In this vector space, "Sony WH-1000XM5" and "Sony WH1000XM5" are very close together, even if they aren't an exact character match. "Noise-canceling headphones" and "Bose QuietComfort" would also have a degree of similarity because the system understands they belong to the same category of products.

We calculate the distance between your alert vector and the deal vector. If they are close enough, it's a potential match.

4. Keyword and Deterministic Scoring

Vector similarity is powerful, but it isn't perfect. It can sometimes be too broad. To fix this, we layer deterministic scoring on top.

We look for specific keywords that must be present or must be excluded. If you specifically said "no refurbished," we check the normalized deal data for any mention of "refurbished" or "renewed." If we find it, the match is rejected, regardless of how high the vector similarity score was.

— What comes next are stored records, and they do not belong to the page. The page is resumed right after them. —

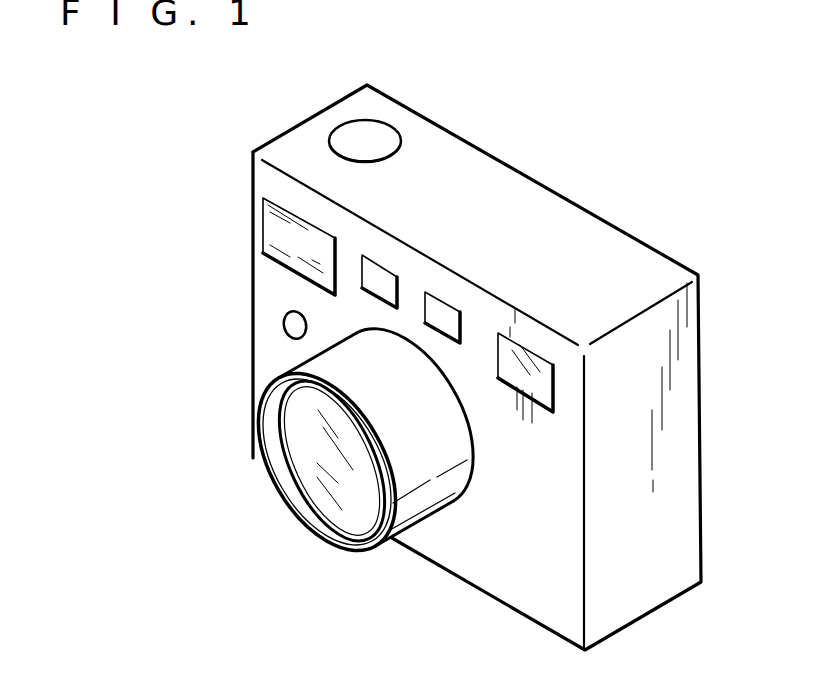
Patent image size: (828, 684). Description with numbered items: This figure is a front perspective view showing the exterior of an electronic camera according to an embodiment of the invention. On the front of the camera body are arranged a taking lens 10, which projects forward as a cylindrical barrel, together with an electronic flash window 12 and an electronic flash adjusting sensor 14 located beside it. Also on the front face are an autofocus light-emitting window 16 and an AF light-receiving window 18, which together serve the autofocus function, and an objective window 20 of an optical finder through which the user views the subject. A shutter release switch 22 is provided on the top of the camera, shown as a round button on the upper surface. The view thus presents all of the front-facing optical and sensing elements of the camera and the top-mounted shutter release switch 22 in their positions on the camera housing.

The taking lens 10 is at (460, 437).
The electronic flash window 12 is at (262, 230).
The electronic flash adjusting sensor 14 is at (283, 322).
The autofocus (AF) light-emitting window 16 is at (388, 268).
The AF light-receiving window 18 is at (447, 305).
The objective window of an optical finder 20 is at (537, 363).
The shutter release switch 22 is at (392, 132).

We also apply strict filters for price and merchant. If a deal is $1 over your limit, it's not a match.

5. Final Combined Score

The system takes the semantic similarity score and adjusts it based on the deterministic checks. This combined score determines whether we send you a notification. This hybrid approach ensures we catch the semantic variations while maintaining the precision of traditional filters.

A Concrete Example

Imagine you have an alert for "Sony WH-1000XM5 under $280."

A deal is posted with the title: "Sony WH1000XM5 Wireless Headphones $249.99 at Best Buy."

A traditional keyword alert for "Sony WH-1000XM5" would likely miss this because of the missing hyphen. Even if it caught it, it wouldn't necessarily know that $249.99 is below your $280 limit without manual regex or brittle parsing.

Our system handles it differently:

  • Normalization: It identifies the product as a Sony WH1000XM5 and the price as $249.99.
  • Intent: It knows you want that specific model and have a $280 cap.
  • Vector Matching: It sees that "WH-1000XM5" and "WH1000XM5" are semantically identical.
  • Verification: It confirms $249.99 is less than $280.

You get a notification instantly, while others using basic keyword tools are still waiting for a hyphenated version to appear.

The Limits of AI Matching

AI deal matching is an improvement over keywords, but it isn't magic. There are still challenges. Sometimes a deal for a "Laptop Case" might have high similarity to an alert for a "Laptop" because the words are so similar.

This is why we don't rely on AI alone. By layering structured data and deterministic rules over the top, we can catch those false positives. We're constantly tuning the balance between catching every possible deal and keeping your inbox clean.

Our engineering philosophy is that the system should work for you, not the other way around. You should be able to describe what you want in your own words, and we should be the ones figuring out the complex logic required to find it.